Oggi che cosa accade, che con un Decreto Legge si demanda a un DPCM (ossia poco più di una circolare, un atto monocratico) di restringere il diritto dei diritti: la libertà, presupposto della democrazia. Per me non è assolutamente possibile.
Il Decreto Legge ha efficacia legittimaria, ma il DPCM è una circolare, come se io dicessi tramite Decreto Legge o legge ordinaria di delegare il Presidente della Regione a restringere la libertà con una banale ordinanza.
Il DPCM vale un’ordinanza, è un decretino che vale poco più di una circolare.
Il Decreto Legge dovrebbe semmai restringere la libertà, perché lì c’è la firma del Presidente della Repubblica come garante della Costituzione per 24 ore. Dopodiché gli atti passano alla Camera e immediatamente vengono convertiti in legge oppure viene lasciato decadere il decreto.
A quel punto è come se non fosse esistito: tutti gli effetti vengono stralciati, ma parliamo del Decreto Legge, non del DPCM. Qui si è demandato al Presidente del Consiglio di avere pieni poteri sulla restrizione della libertà personale, che può adottare con un atto che è poco più di una circolare.

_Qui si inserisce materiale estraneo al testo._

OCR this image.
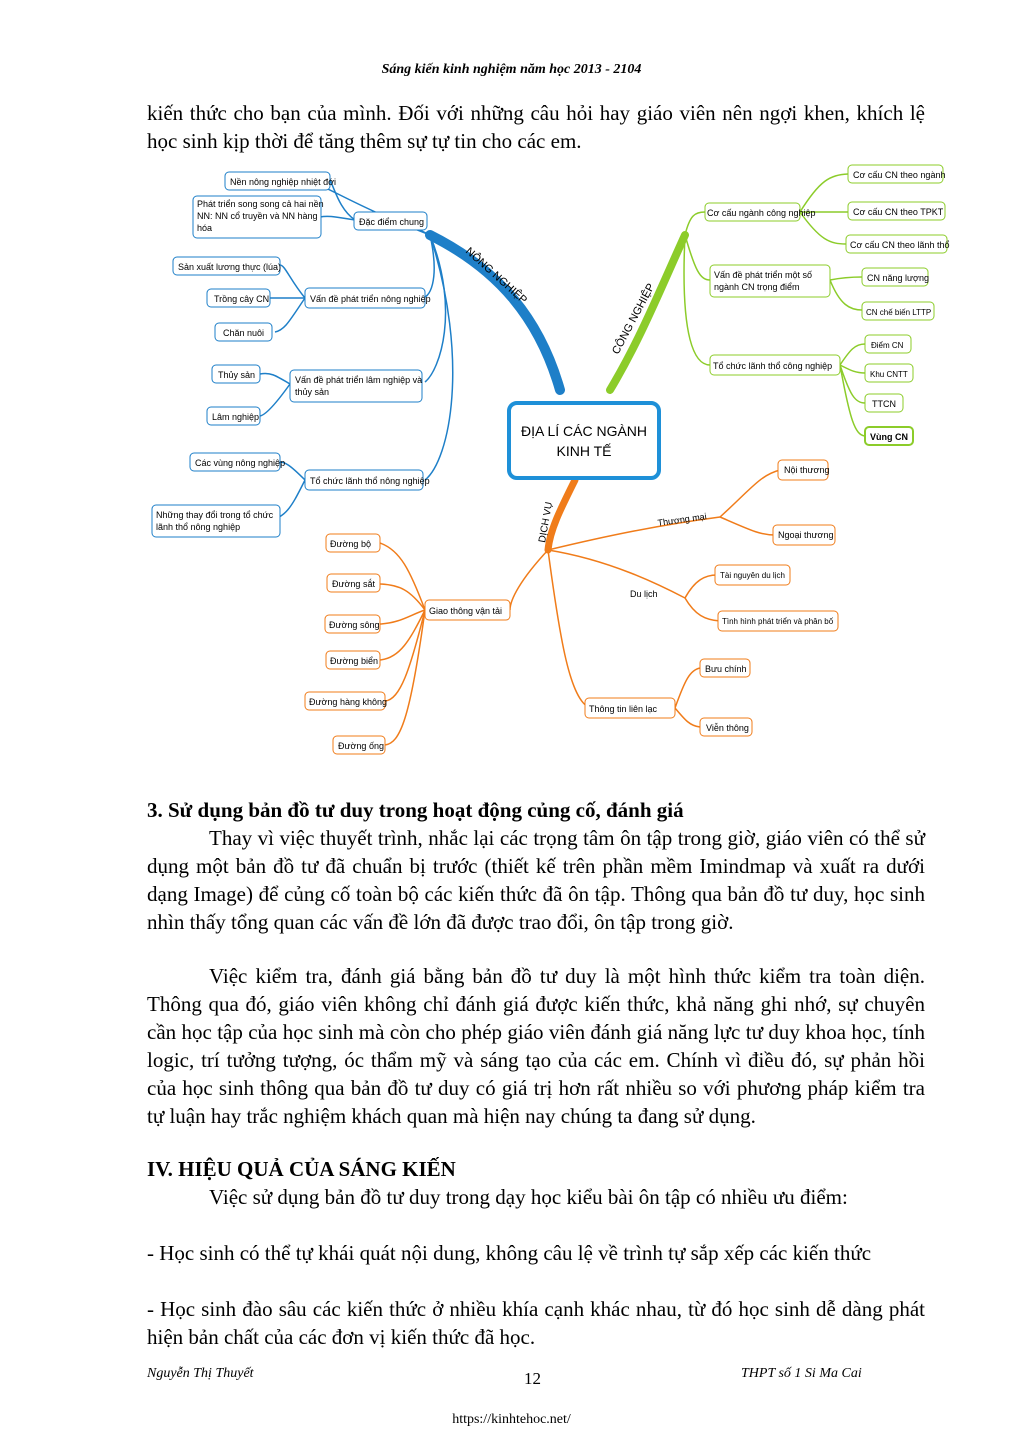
Sáng kiến kinh nghiệm năm học 2013 - 2104
kiến thức cho bạn của mình. Đối với những câu hỏi hay giáo viên nên ngợi khen, khích lệ học sinh kịp thời để tăng thêm sự tự tin cho các em.
Nền nông nghiệp nhiệt đới
Phát triển song song cả hai nền
NN: NN cổ truyền và NN hàng
hóa
Đặc điểm chung
Sản xuất lương thực (lúa)
Trồng cây CN
Chăn nuôi
Vấn đề phát triển nông nghiệp
Thủy sản
Lâm nghiệp
Vấn đề phát triển lâm nghiệp và
thủy sản
Các vùng nông nghiệp
Những thay đổi trong tổ chức
lãnh thổ nông nghiệp
Tổ chức lãnh thổ nông nghiệp
Cơ cấu CN theo ngành
Cơ cấu CN theo TPKT
Cơ cấu CN theo lãnh thổ
Cơ cấu ngành công nghiệp
CN năng lượng
CN chế biến LTTP
Vấn đề phát triển một số
ngành CN trọng điểm
Điểm CN
Khu CNTT
TTCN
Vùng CN
Tổ chức lãnh thổ công nghiệp
Thương mại
Nội thương
Ngoại thương
Du lịch
Tài nguyên du lịch
Tình hình phát triển và phân bố
Đường bộ
Đường sắt
Đường sông
Đường biển
Đường hàng không
Đường ống
Giao thông vận tải
Bưu chính
Viễn thông
Thông tin liên lạc
NÔNG NGHIỆP
CÔNG NGHIỆP
DỊCH VỤ
ĐỊA LÍ CÁC NGÀNH
KINH TẾ
3. Sử dụng bản đồ tư duy trong hoạt động củng cố, đánh giá
Thay vì việc thuyết trình, nhắc lại các trọng tâm ôn tập trong giờ, giáo viên có thể sử dụng một bản đồ tư đã chuẩn bị trước (thiết kế trên phần mềm Imindmap và xuất ra dưới dạng Image) để củng cố toàn bộ các kiến thức đã ôn tập. Thông qua bản đồ tư duy, học sinh nhìn thấy tổng quan các vấn đề lớn đã được trao đổi, ôn tập trong giờ.
Việc kiểm tra, đánh giá bằng bản đồ tư duy là một hình thức kiểm tra toàn diện. Thông qua đó, giáo viên không chỉ đánh giá được kiến thức, khả năng ghi nhớ, sự chuyên cần học tập của học sinh mà còn cho phép giáo viên đánh giá năng lực tư duy khoa học, tính logic, trí tưởng tượng, óc thẩm mỹ và sáng tạo của các em. Chính vì điều đó, sự phản hồi của học sinh thông qua bản đồ tư duy có giá trị hơn rất nhiều so với phương pháp kiểm tra tự luận hay trắc nghiệm khách quan mà hiện nay chúng ta đang sử dụng.
IV. HIỆU QUẢ CỦA SÁNG KIẾN
Việc sử dụng bản đồ tư duy trong dạy học kiểu bài ôn tập có nhiều ưu điểm:
- Học sinh có thể tự khái quát nội dung, không câu lệ về trình tự sắp xếp các kiến thức
- Học sinh đào sâu các kiến thức ở nhiều khía cạnh khác nhau, từ đó học sinh dễ dàng phát hiện bản chất của các đơn vị kiến thức đã học.
Nguyễn Thị Thuyết	12	THPT số 1 Si Ma Cai
https://kinhtehoc.net/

Si è aperta una strada pericolosissima, perché non parliamo di Conte – che non è certo un dittatore – ma la persona pericolosa potrebbe essere un soggetto che in un altro momento, praticando la medesima regola e facendosi affidare i pieni poteri da un Decreto Legge, magari dà poteri ai militari o alla polizia di Stato. A quel punto parliamo di un colpo di Stato.

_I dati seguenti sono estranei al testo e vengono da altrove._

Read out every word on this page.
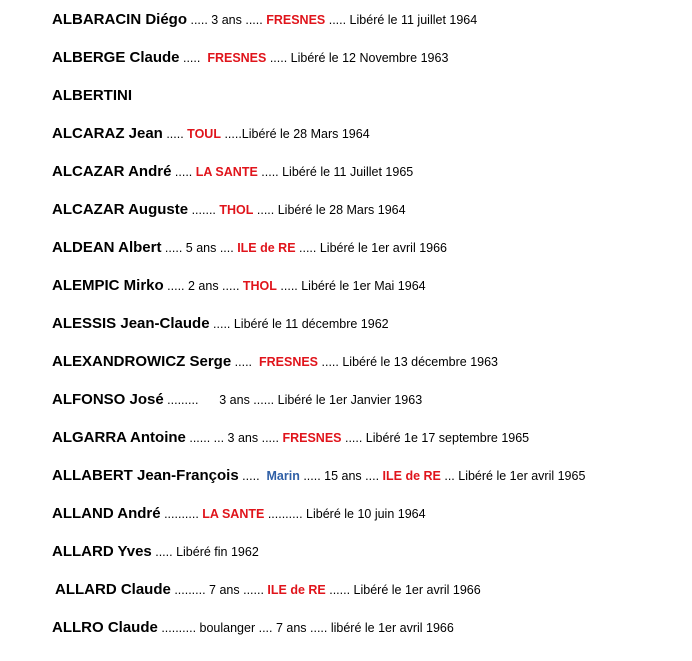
ALBARACIN Diégo ..... 3 ans ..... FRESNES ..... Libéré le 11 juillet 1964
ALBERGE Claude .....  FRESNES ..... Libéré le 12 Novembre 1963
ALBERTINI
ALCARAZ Jean ..... TOUL .....Libéré le 28 Mars 1964
ALCAZAR André ..... LA SANTE ..... Libéré le 11 Juillet 1965
ALCAZAR Auguste ....... THOL ..... Libéré le 28 Mars 1964
ALDEAN Albert ..... 5 ans .... ILE de RE ..... Libéré le 1er avril 1966
ALEMPIC Mirko ..... 2 ans ..... THOL ..... Libéré le 1er Mai 1964
ALESSIS Jean-Claude ..... Libéré le 11 décembre 1962
ALEXANDROWICZ Serge .....  FRESNES ..... Libéré le 13 décembre 1963
ALFONSO José .........      3 ans ...... Libéré le 1er Janvier 1963
ALGARRA Antoine ...... ... 3 ans ..... FRESNES ..... Libéré 1e 17 septembre 1965
ALLABERT Jean-François .....  Marin ..... 15 ans .... ILE de RE ... Libéré le 1er avril 1965
ALLAND André .......... LA SANTE .......... Libéré le 10 juin 1964
ALLARD Yves ..... Libéré fin 1962
ALLARD Claude ......... 7 ans ...... ILE de RE ...... Libéré le 1er avril 1966
ALLRO Claude .......... boulanger .... 7 ans ..... libéré le 1er avril 1966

Oggi purtroppo non c’è la tutela, perché una multa tu la contesti. In quel momento succede che il magistrato dice: “La fonte del diritto è un DPCM? Ma è incostituzionale!”.
La vicenda quindi solleva un caso di natura incostituzionale e va in Corte Costituzionale, che quindi dopo 6-7 mesi arriva all’abrogazione del DPCM: 120mila contestazioni cadono immediatamente perché quelle multe sono incostituzionali“.